Die Erfindung schafft eine Vorrichtung zur Manipulation von Brennstoff für einen Kernreaktor mit einem stehenden Druckgefäss und einem oberhalb des Gefässes angeordneten Gehäuse, das mit dem Gefäss in Verbindung gebracht werden kann, ferner mit mehreren sich vertikal erstreckenden, teleskopbewegli- chen Teilen, die in dem Gehäuse angeordnet sind und von ihm getragen werden und in das Gefäss hinein ausgefahren werden können und ist gekennzeichnet durch einen an einem Ende in dem unteren teleskopbe- weglichen Teil schwenkbar gelagerten Arm, der zwischen einer vertikalen Stellung, in der er gegen die- sen teleskopbeweglichen Teil hochgeklappt ist, und einer horizontalen Stellung bewegbar ist, in der er sich in der Radialrichtung des Gefässes erstreckt, einen von dem Arm getragenen, abwärtsgerichteten Greifer,
der längs des Armes beweglich und relativ zu dem Arm um eine vertikale Achse drehbar ist, und mit den teleskopbeweglichen Teilen dem Arm und dem Greifer in Wirkungsverbindung stehende Mittel zur wahlweisen Einstellung des Greifers in dem Gefäss und zur anschliessenden Bewegung des Greifers zu einer zweiten Stellung in dem Gefäss ohne Veränderung der Orientierung des Greifers relativ zu seiner vertikalen Achse.
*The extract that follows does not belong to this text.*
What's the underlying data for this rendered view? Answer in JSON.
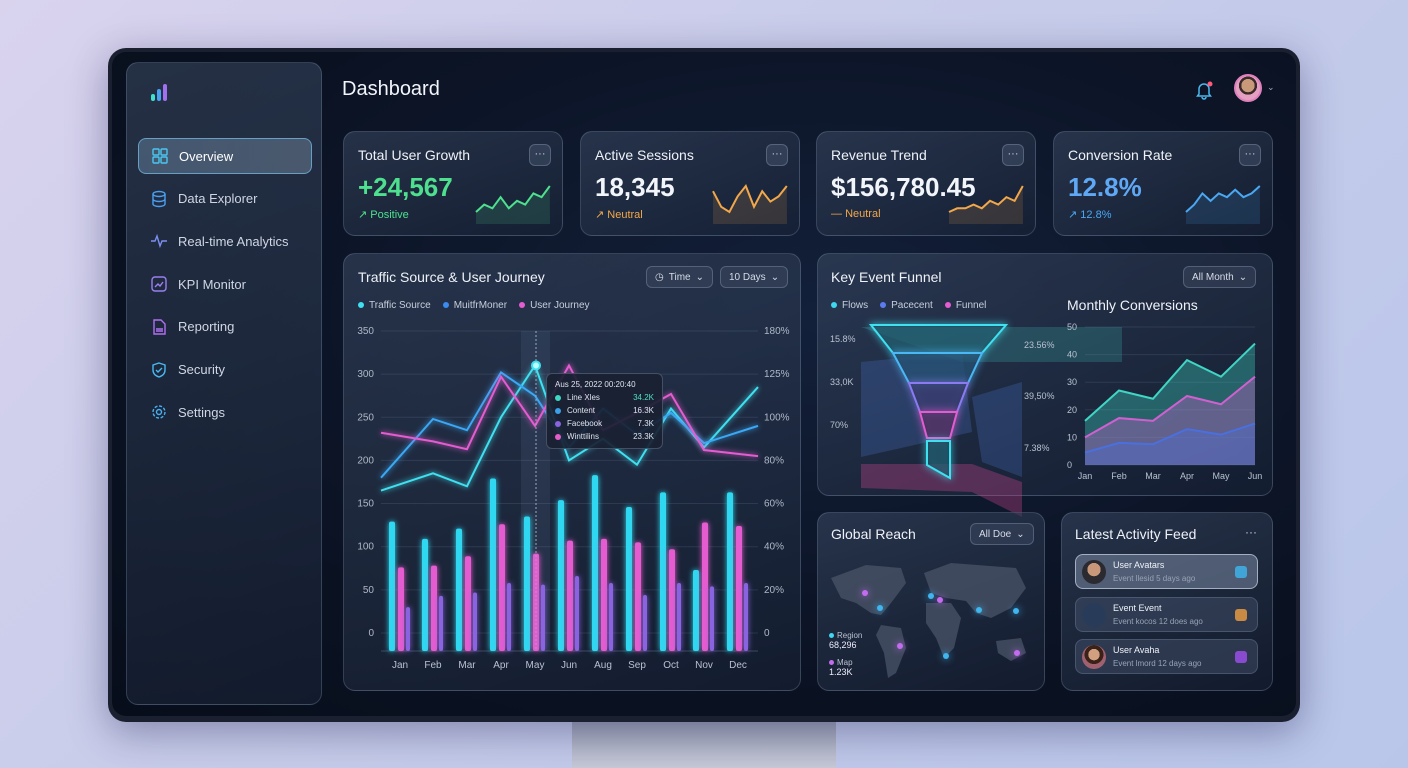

Im Betrieb eines Kernreaktors ist es fast unbedingt erforderlich, dass die in dem Reaktorgefäss befindlichen Brennstoffelemente von einer ausserhalb des Druckgefässes gelegenen Stelle aus genau manipuliert werden können. Die Erfindung betrifft insbesondere eine Vorrichtung, mit der die Beschickung des Reaktorkernes mit Brennstoffelementen und die Entnahme derselben präzise durchgeführt werden kann. Ferner bezweckt die Erfindung die Schaffung einer Manipulationsvorrichtung, mit der ein oder mehrere Brennstoffelemente wahlweise relativ zu ihrer normalen Betriebsstellung in dem Reaktorkern gehoben oder gesenkt und diese Elemente in dem Reaktorgefäss in eine Ruhestellung überführt werden können.
Ein weiterer Zweck besteht in der Schaffung einer Vorrichtung der beschriebenen Art, die so ausgebildet ist, dass sie leicht in das Reaktorgefäss eingeführt und aus ihm herausgezogen werden kann.
Weitere Zwecke und Vorteile der Erfindung gehen aus der nachstehenden Beschreibung eines in den Zeichnungen dargestellten Ausführungsbeispieles hervor. In diesen zeigt Fig. 1 im Querschnitt den oberen Teil des Reaktorgefässes mit der in Wirkstellung befindlichen Vorrichtung zur Manipulation des Brennstoffs. Fig. 2 in vergrössertem Massstab eine Seitenansicht zu Fig. 1, Fig. 3 eine teilweise nach der Linie 3-3 der Fig. 2 geschnittene Draufsicht und Fig. 4 in vergrössertem Massstab, teilweise geschnitten, eine Seitenansicht der Vorrichtung zur Manipulation des Brennstoffs in zusammengeklapptem Zustand, in dem die Vorrichtung aus dem Reaktorgefäss herausgezogen werden kann.
Fig. 5 zeigt in vergrössertem Massstab einen Schnitt nach der Linie 5-5 der Fig. l und 3, Fig. 6 einen Querschnitt nach der Linie 6-6 der Fig. 5, und Fig. 7 einen Teil des Reaktors in einer Draufsicht allgemein nach der Linie 7-7 der Fig. 2, wobei Teile weggebrochen und im Schnitt gezeigt sind. Fig. 8 zeigt eine Seitenansicht zu Fig. 7, Fig. 9 in vergrössertem Massstab im Querschnitt die im oberen Teil der Fig. 4 ersichtlichen Seilscheiben und Fig. 10 einen Schnitt nach der Linie 10-10 der Fig. 9.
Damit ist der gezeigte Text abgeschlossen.